Immortalis and the Power of Withholding
In the shadowed annals of Morrigan Deep, where eternal dusk cloaks the machinations of the undying, power resides not merely in the blade or the fang, but in the deliberate absence of both. The Immortalis, those fractured gods born of Primus’s caprice, wield withholding as their most exquisite instrument, a blade honed finer than any steel forged in Irkalla’s forges. It is the pause before the strike, the breath denied, the mercy feigned only to be revoked. Through denial, they orchestrate suffering that lingers, appetites that gnaw without end, and loyalties that bind tighter than chains.
Consider Nicolas DeSilva, that jester of the damned, whose asylum stands as a testament to calculated restraint. He does not merely consume; he starves first. Tributes dangle in his grasp, their blood scenting the air, their pleas echoing through corridors lined with mocking clocks, yet he withholds the fatal bite until desperation renders them pliant. Lucia, the second Immoless, learned this intimately. Escaped once through his engineered mercy, only to be recaptured in the hall of mirrors, her feet blistered, her hope curdled into terror. Nicolas watched, amused, as she crawled, her body a canvas of denial. The final feast came not in rage, but in the quiet culmination of prolonged want. Withholding elevated her end from mere slaughter to symphony.

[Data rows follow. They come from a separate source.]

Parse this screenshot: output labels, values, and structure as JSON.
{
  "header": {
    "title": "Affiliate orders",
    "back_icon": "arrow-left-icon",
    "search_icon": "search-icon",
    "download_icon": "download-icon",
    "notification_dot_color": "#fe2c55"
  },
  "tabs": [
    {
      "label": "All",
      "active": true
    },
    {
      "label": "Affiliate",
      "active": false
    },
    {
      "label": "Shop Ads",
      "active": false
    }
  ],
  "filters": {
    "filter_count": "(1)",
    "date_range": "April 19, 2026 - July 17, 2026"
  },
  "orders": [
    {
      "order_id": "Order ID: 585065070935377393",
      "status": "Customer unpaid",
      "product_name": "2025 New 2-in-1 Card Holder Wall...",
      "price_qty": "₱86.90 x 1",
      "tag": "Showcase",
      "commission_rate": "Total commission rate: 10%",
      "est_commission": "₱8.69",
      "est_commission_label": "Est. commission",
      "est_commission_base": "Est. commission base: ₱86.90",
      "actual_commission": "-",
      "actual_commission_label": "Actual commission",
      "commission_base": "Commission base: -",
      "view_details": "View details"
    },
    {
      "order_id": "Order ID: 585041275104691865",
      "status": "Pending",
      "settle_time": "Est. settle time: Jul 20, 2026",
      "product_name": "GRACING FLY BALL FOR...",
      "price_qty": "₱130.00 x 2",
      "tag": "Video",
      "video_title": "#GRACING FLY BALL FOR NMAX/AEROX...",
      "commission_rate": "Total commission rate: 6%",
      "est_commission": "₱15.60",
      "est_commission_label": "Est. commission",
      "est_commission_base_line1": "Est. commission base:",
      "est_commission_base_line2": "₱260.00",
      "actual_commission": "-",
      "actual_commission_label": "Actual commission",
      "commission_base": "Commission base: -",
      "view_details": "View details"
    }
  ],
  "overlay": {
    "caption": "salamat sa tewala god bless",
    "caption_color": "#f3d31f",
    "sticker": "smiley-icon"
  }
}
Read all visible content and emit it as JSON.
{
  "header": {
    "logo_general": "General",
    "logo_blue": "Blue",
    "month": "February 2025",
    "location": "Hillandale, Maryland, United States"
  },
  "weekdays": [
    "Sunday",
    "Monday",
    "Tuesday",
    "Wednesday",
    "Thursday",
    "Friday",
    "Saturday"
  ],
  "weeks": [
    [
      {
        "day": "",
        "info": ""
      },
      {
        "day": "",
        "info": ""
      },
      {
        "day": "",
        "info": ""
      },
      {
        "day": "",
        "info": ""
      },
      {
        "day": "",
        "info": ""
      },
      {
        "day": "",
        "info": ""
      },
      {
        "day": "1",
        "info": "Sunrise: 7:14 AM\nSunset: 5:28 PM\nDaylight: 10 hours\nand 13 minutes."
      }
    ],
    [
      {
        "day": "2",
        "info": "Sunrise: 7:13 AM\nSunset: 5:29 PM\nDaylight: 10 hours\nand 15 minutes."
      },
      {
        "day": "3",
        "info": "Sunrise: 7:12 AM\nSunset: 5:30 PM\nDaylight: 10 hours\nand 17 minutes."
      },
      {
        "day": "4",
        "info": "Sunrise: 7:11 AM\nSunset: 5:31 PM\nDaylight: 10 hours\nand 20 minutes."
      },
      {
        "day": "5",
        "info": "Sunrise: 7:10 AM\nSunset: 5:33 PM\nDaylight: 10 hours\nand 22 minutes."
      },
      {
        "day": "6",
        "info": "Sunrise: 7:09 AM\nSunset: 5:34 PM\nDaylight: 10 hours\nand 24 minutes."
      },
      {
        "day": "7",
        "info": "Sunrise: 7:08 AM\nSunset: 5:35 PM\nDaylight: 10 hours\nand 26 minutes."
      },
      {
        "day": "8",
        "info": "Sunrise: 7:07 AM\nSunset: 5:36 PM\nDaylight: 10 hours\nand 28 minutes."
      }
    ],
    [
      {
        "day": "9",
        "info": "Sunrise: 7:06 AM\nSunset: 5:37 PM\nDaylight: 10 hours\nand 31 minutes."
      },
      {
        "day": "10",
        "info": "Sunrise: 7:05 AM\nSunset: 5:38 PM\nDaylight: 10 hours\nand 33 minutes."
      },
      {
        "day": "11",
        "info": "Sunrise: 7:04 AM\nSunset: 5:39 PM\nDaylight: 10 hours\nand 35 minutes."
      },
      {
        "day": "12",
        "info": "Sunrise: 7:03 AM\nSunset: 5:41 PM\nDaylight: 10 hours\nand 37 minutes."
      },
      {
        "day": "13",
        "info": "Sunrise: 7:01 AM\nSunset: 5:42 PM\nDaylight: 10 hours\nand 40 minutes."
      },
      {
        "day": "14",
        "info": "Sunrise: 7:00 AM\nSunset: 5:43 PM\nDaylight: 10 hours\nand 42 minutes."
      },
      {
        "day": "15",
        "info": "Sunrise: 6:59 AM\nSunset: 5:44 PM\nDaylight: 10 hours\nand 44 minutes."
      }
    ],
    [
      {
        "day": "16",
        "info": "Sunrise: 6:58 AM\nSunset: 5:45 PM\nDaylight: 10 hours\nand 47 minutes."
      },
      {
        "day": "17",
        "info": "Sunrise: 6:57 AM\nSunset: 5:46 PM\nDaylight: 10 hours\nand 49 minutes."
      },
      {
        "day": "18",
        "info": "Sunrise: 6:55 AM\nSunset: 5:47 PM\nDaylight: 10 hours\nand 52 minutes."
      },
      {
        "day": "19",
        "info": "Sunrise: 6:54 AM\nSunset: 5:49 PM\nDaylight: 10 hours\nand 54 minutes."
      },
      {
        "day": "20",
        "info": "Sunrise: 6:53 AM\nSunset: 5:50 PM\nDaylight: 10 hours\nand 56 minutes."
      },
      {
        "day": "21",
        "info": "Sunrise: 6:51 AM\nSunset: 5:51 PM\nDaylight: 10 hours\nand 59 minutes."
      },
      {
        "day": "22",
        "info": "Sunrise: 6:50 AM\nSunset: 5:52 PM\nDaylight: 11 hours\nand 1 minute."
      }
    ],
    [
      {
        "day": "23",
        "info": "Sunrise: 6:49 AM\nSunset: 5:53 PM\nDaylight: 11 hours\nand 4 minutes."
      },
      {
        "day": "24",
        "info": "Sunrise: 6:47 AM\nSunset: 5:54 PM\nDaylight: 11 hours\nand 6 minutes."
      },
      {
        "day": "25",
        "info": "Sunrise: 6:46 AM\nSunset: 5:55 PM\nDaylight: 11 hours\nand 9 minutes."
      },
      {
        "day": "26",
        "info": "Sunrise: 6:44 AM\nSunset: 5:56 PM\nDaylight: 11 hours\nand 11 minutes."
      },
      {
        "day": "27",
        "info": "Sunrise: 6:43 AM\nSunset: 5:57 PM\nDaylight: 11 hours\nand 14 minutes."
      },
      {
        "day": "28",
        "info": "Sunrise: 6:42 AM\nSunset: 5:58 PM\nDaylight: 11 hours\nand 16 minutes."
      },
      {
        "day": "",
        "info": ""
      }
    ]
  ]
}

This is no quirk of the madman; it threads through the very fabric of Immortalis existence. Primus, the First, birthed Lilith from solitude yet withheld sensation from their void, compelling creation after creation until consciousness bloomed. Theaten, gorged on blood and flesh, prompted his own bifurcation, Primus denying wholeness to temper primal fury. Even the ledger of Irkalla, inscribed in the Anubium, withholds full truths, circling back only when the narrative demands. The Rationum records not facts alone, but the exquisite tension of what remains unsaid, fates suspended until the ink flows.
The power lies in the architecture of anticipation. The Immortalis thrive on the edge where need fractures will. Nicolas’s Corax exemplifies this: inmates strapped yet not slain, clocks ticking discordant symphonies of unease, mirrors reflecting not reality but engineered dread. The Electi, those futile thesapien schemers, dispatched Immolesses every century, only to watch them wither under withheld salvation. Stacia torn asunder in a tug-of-war, Lucia reduced to a living platter, Allyra herself tempted with false freedoms before the noose tightened. Denial forges dependency, turning victims into willing vessels for the final indulgence.
Yet withholding cuts both ways, a double-edged lash even gods cannot fully master. Nicolas, for all his sadistic precision, falters when confronted with Allyra’s defiance. Her resistance, her very sovereignty of blood, withholds from him the absolute dominion he craves. He drugs, mesmerises, entraps, but she slips the net, her love a withheld prize that gnaws at his fractured core. In Neferaten’s sands, Lilith learned this too, her cult’s slow build thwarted by Primus’s calculated absences, her son Theaten forever halved by paternal restraint.
The Immortalis, then, are defined by what they deny: sensation to the void, merger to their primal selves, truth to their ledgers, and above all, freedom to those who dare gaze upon their abyss. It is the ultimate sovereignty, this power to suspend, to starve the soul until it bends. In Morrigan Deep’s perpetual twilight, withholding is not absence but the sharpest presence, the god’s unyielding gaze upon the mortal coil, promising release that never comes.